We’re on a Holland America “shore excursion” — a bus tour, headed for Lunenburg, Canada.
If you know me at all, you’ll know I loathe most Holland America bus tours. The worst of them have certain features in common:
Commentary by clueless guides. More than once, we’ve been yoked to a dull, uninspired guide who, despite being able to recite many facts, had no sense of story.
Rushed, badly-conceived itineraries. One shore excursion death-marched us through the magical cities of Cinqueterra, giving us just three five-minute stops for photos.
Long rides, short stays. Once, we were given just forty-five minutes to explore a place we traveled three hours (round trip) to see.
Hordes of passengers. Nothing ruins the atmosphere of a place like seventy other passengers fighting their way off the bus and hollering at the top of their lungs at sacred sites.
Bad food. Almost universally, any restaurant that can accommodate a crowded tour bus is using that business to keep the doors open.
So, today, heading for Lunenburg, my expectations are low. What a pleasant surprise, then, to find myself on a HAL bus tour with a leisurely itinerary (just ninety minutes of seven and a half hours are “on the road”), a small group (just twenty folks), and a guide like Robert Ripley.
Robert Ripley is the Burl Ives of Halifax, a retired history teacher with flyaway hair, bright eyes, and a voice that washes over the listener like hot buttered rum. He knows all the dates and facts, but, more importantly, he knows that good stories matter most of all.
As we settle in for the trip from Halifax to Lunenburg, Robert amuses us with the sorts of little tales that amuse non-locals.
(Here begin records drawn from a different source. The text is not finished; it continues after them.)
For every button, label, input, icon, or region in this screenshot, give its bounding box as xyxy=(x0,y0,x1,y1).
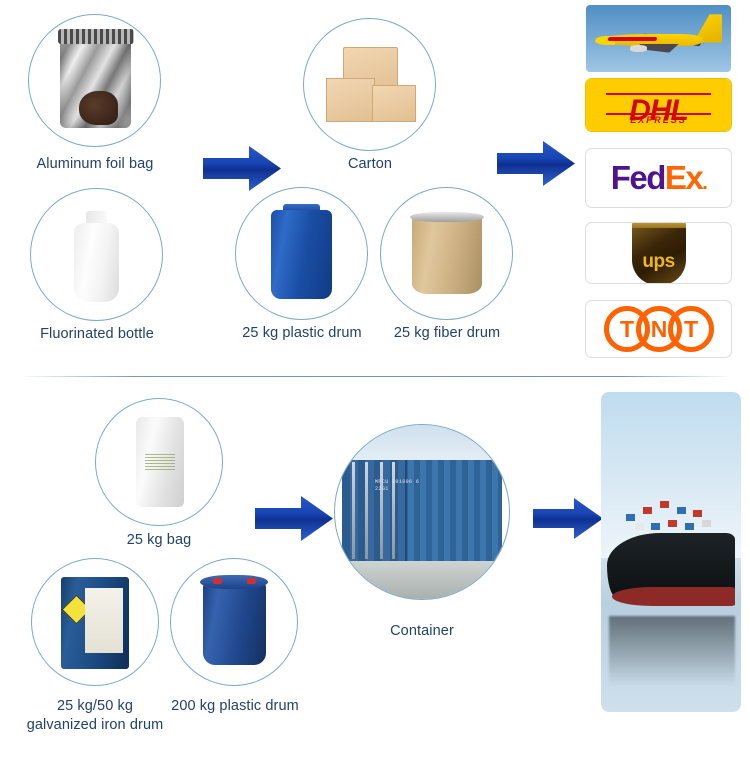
circle-carton xyxy=(303,18,436,151)
infographic-canvas: Aluminum foil bag Fluorinated bottle xyxy=(0,0,750,765)
circle-plastic-drum-200kg xyxy=(170,558,298,686)
fedex-wordmark: FedEx. xyxy=(586,159,731,197)
ups-wordmark: ups xyxy=(586,251,731,273)
galvanized-iron-drum-photo xyxy=(32,559,158,685)
section-divider xyxy=(20,376,732,377)
circle-plastic-drum-25kg xyxy=(235,187,368,320)
caption-aluminum-foil-bag: Aluminum foil bag xyxy=(9,155,181,174)
shipping-container-photo: MPCU 201006 622G1 xyxy=(335,425,509,599)
fedex-ex-part: Ex xyxy=(665,159,702,196)
caption-carton: Carton xyxy=(300,155,440,174)
arrow-inner-to-outer xyxy=(203,145,281,192)
fedex-fed-part: Fed xyxy=(611,159,665,196)
fedex-dot: . xyxy=(702,172,706,194)
circle-container: MPCU 201006 622G1 xyxy=(334,424,510,600)
arrow-container-to-ship xyxy=(533,497,603,540)
carrier-fedex-logo[interactable]: FedEx. xyxy=(585,148,732,208)
caption-bag-25kg: 25 kg bag xyxy=(93,531,225,550)
tnt-letter-3: T xyxy=(668,306,714,352)
caption-plastic-drum-200kg: 200 kg plastic drum xyxy=(157,697,313,716)
woven-sack-photo xyxy=(96,399,222,525)
blue-200kg-drum-photo xyxy=(171,559,297,685)
arrow-outer-to-carrier xyxy=(497,140,575,187)
caption-fluorinated-bottle: Fluorinated bottle xyxy=(9,325,185,344)
fiber-drum-photo xyxy=(381,188,512,319)
dhl-logo-art: DHL EXPRESS xyxy=(586,79,731,131)
caption-galvanized-iron-drum: 25 kg/50 kg galvanized iron drum xyxy=(13,697,177,735)
caption-fiber-drum-25kg: 25 kg fiber drum xyxy=(371,324,523,343)
carrier-dhl-plane xyxy=(585,4,732,73)
carrier-ups-logo[interactable]: ups xyxy=(585,222,732,284)
caption-plastic-drum-25kg: 25 kg plastic drum xyxy=(219,324,385,343)
carrier-tnt-logo[interactable]: T N T xyxy=(585,300,732,358)
circle-fiber-drum-25kg xyxy=(380,187,513,320)
container-code-text: MPCU 201006 622G1 xyxy=(375,479,419,493)
dhl-sub-wordmark: EXPRESS xyxy=(586,115,731,125)
caption-container: Container xyxy=(352,622,492,641)
white-bottle-photo xyxy=(31,189,162,320)
circle-fluorinated-bottle xyxy=(30,188,163,321)
foil-bag-photo xyxy=(29,15,160,146)
circle-galvanized-iron-drum xyxy=(31,558,159,686)
arrow-bulk-to-container xyxy=(255,495,333,542)
circle-bag-25kg xyxy=(95,398,223,526)
circle-aluminum-foil-bag xyxy=(28,14,161,147)
container-ship-card xyxy=(601,392,741,712)
carrier-dhl-logo[interactable]: DHL EXPRESS xyxy=(585,78,732,132)
carton-boxes-photo xyxy=(304,19,435,150)
blue-plastic-drum-photo xyxy=(236,188,367,319)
We’re a week too early, for example, to sample a seasonal delicacy at McDonald’s, where the $6.95 McLobster sandwich goes on sale June 1.
We’re right on time for kilt-wearing season, though — and Robert has his on, consisting of the “whole nine yards” of fabric required to create one. (Turns out that’s the origin of that old phrase. Who knew?)
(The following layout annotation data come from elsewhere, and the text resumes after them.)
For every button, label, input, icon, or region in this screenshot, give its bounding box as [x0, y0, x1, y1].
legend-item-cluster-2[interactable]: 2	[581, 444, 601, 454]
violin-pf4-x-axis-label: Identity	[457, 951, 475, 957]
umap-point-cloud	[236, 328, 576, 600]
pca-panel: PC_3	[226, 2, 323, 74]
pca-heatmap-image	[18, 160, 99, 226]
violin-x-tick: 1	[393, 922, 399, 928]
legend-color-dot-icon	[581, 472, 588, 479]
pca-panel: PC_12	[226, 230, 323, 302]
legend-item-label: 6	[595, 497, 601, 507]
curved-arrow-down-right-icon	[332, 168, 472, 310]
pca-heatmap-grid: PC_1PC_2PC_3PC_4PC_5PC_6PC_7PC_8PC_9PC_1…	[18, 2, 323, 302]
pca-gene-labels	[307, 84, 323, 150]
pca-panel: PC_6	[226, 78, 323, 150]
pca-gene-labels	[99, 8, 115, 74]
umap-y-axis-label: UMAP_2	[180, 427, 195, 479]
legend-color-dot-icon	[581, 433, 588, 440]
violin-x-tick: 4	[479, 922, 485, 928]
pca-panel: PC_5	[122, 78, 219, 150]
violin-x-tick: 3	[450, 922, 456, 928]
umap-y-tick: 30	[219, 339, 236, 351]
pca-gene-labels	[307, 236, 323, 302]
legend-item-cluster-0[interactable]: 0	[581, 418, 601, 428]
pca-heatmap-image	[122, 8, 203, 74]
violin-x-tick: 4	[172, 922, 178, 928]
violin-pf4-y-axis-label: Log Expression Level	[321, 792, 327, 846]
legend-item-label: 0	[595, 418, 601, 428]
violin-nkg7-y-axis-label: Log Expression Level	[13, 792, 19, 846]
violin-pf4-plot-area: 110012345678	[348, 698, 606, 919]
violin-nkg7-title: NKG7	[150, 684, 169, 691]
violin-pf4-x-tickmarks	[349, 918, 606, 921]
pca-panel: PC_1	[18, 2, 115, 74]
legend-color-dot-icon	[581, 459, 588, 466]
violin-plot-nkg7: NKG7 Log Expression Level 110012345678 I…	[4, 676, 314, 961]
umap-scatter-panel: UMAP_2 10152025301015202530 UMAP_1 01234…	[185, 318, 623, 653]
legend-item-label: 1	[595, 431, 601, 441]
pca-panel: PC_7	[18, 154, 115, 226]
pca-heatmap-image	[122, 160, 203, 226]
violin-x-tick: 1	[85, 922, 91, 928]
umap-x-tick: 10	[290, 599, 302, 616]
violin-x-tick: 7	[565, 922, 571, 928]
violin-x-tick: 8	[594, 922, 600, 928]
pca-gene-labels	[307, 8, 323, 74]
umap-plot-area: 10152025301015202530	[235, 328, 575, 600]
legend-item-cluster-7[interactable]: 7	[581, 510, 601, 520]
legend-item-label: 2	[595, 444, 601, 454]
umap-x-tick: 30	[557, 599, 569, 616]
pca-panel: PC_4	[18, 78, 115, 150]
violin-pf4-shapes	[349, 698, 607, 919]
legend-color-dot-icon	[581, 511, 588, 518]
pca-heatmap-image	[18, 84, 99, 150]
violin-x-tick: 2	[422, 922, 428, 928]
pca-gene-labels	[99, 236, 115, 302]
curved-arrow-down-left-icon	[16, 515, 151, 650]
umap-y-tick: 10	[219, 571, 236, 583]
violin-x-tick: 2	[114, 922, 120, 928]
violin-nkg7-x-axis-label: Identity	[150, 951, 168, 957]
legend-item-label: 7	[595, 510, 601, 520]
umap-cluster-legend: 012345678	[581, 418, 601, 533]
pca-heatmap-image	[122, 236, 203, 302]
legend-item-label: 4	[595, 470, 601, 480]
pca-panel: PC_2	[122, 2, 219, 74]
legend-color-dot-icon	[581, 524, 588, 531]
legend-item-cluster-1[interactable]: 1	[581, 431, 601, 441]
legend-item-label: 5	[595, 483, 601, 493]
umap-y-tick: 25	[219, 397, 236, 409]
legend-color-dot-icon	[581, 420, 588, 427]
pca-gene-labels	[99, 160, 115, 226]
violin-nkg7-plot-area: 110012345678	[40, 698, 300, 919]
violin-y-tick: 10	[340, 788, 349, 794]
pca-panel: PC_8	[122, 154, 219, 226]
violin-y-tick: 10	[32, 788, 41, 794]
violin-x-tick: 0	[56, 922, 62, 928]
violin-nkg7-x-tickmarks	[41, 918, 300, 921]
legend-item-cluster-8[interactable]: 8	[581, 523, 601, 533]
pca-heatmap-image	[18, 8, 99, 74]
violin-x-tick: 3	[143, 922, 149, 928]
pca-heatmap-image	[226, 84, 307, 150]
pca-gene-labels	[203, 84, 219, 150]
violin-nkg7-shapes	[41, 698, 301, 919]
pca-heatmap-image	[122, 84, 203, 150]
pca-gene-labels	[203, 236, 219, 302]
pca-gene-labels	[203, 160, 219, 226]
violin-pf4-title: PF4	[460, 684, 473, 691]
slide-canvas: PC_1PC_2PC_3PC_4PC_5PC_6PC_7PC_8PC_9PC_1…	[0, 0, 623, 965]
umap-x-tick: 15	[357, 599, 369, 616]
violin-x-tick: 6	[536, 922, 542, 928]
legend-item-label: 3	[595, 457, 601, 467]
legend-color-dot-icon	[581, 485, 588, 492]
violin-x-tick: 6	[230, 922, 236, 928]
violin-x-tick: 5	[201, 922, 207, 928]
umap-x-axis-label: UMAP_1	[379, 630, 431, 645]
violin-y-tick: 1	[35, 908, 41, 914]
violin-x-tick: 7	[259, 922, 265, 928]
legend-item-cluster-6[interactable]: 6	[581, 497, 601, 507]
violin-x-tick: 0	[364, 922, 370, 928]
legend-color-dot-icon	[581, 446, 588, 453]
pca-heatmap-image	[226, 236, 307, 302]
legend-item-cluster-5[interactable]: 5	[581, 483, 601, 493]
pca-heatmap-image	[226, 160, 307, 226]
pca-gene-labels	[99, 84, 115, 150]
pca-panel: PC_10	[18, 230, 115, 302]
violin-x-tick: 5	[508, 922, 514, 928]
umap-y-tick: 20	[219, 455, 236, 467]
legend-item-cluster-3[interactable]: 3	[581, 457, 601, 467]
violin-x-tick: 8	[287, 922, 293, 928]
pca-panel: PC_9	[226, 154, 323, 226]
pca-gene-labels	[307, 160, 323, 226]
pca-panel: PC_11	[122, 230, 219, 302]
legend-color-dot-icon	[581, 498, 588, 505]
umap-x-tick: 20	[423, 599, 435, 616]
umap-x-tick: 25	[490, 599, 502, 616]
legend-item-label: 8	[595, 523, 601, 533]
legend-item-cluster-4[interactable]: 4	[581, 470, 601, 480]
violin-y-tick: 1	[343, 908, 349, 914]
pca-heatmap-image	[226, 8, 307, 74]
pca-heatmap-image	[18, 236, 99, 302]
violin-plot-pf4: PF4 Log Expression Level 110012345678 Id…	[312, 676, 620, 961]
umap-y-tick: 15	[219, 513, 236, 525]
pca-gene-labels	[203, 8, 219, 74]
Our brief stop in Mahone Bay (to see the three churches lined up in a row, visit Tim Horton’s, shop for pewter, and stroll the town is pleasant enough — and it’s a nice surprise to see copies of The Tarot of the Elves — a book and deck I created — on sale at Bluestone Magick, a friendly little New Age shop on the main drag.
Lunenburg itself is a treasure, especially when enhanced with Robert’s commentary. It has a reputation as “the most beautiful city in Canada,” and, indeed, when Robert stops any of the locals and asks, “What’s the most beautiful city in Canada?” they reply — without hesitation — “Lunenburg!”
The city is a UNESCO World Heritage Site, with many colorful examples of “carpenter gothic” architecture:
We visit St. John’s Anglican church, where an altar decorated with golden stars depicts the sky in Lunenburg on the night Christ was born:
We also hear about the rare “vinegar Bible” in the church’s collection. (The vinegar Bible, one of four surviving copies of a bad English translation from 1717, is famous for changing St. Luke’s “Parable of the Vineyard” to the “Parable of the Vinegar.”)
We come home feeling as though we’ve received a great value for our money and a renewed appreciation for bus tours. That appreciation lasts about three days — until we take our next bus tour, in fact.
Full of optimism, we’re on a bus tour that promises to show us “The Best of Quebec.” The guide is friendly and competent and personable, but this cannot compensate for the fact we’ve been packed on a huge bus with forty-four other passengers from the Veendam. Complicating things further: this tour apparently appeals to the ship’s most geriatric passengers, most of whom have brought their canes and walkers along.
Please don’t misunderstand me. I respect my elders, and I’m sympathetic to the special needs of older travelers. We love traveling with Joe, Clyde’s father, who is well into his eight decade on the planet, and I would take my Mom anywhere on Earth, if she would go.
That said: when you’re on a bus tour that makes twenty-minute stops at key attractions, sharing the ride with forty-two people who need ten- to fifteen-minutes to get off the bus is a problem. And because we’re seated at the back of the bus, about the time we pop out to see the Best of Quebec, we’re being herded back to our seats.
At one stop — a little waterfall — we actually run down the path to snap a photo:
We make the best of things, enjoying a visit to a “sweet hut” (where a little old man makes us maple taffy by pouring syrup on a snow-covered board) and a self-guided tour through the cathedral of St. Anne du Beaupre:
But, generally, we find ourselves once again facing all the worst aspects of a bus tour: too much time on the road, too little time at key sights, and too much close contact with a tour group that’s twice as big as a group ought to be. When the time comes for a guided walk through Old Quebec, we excuse ourselves and strike out on our own.
We’re happier than ever to have stumbled on Robert’s tour — which is, apparently, the exception to a rule — but more resolved than ever to arrange smaller, more personal outings than HAL can provide.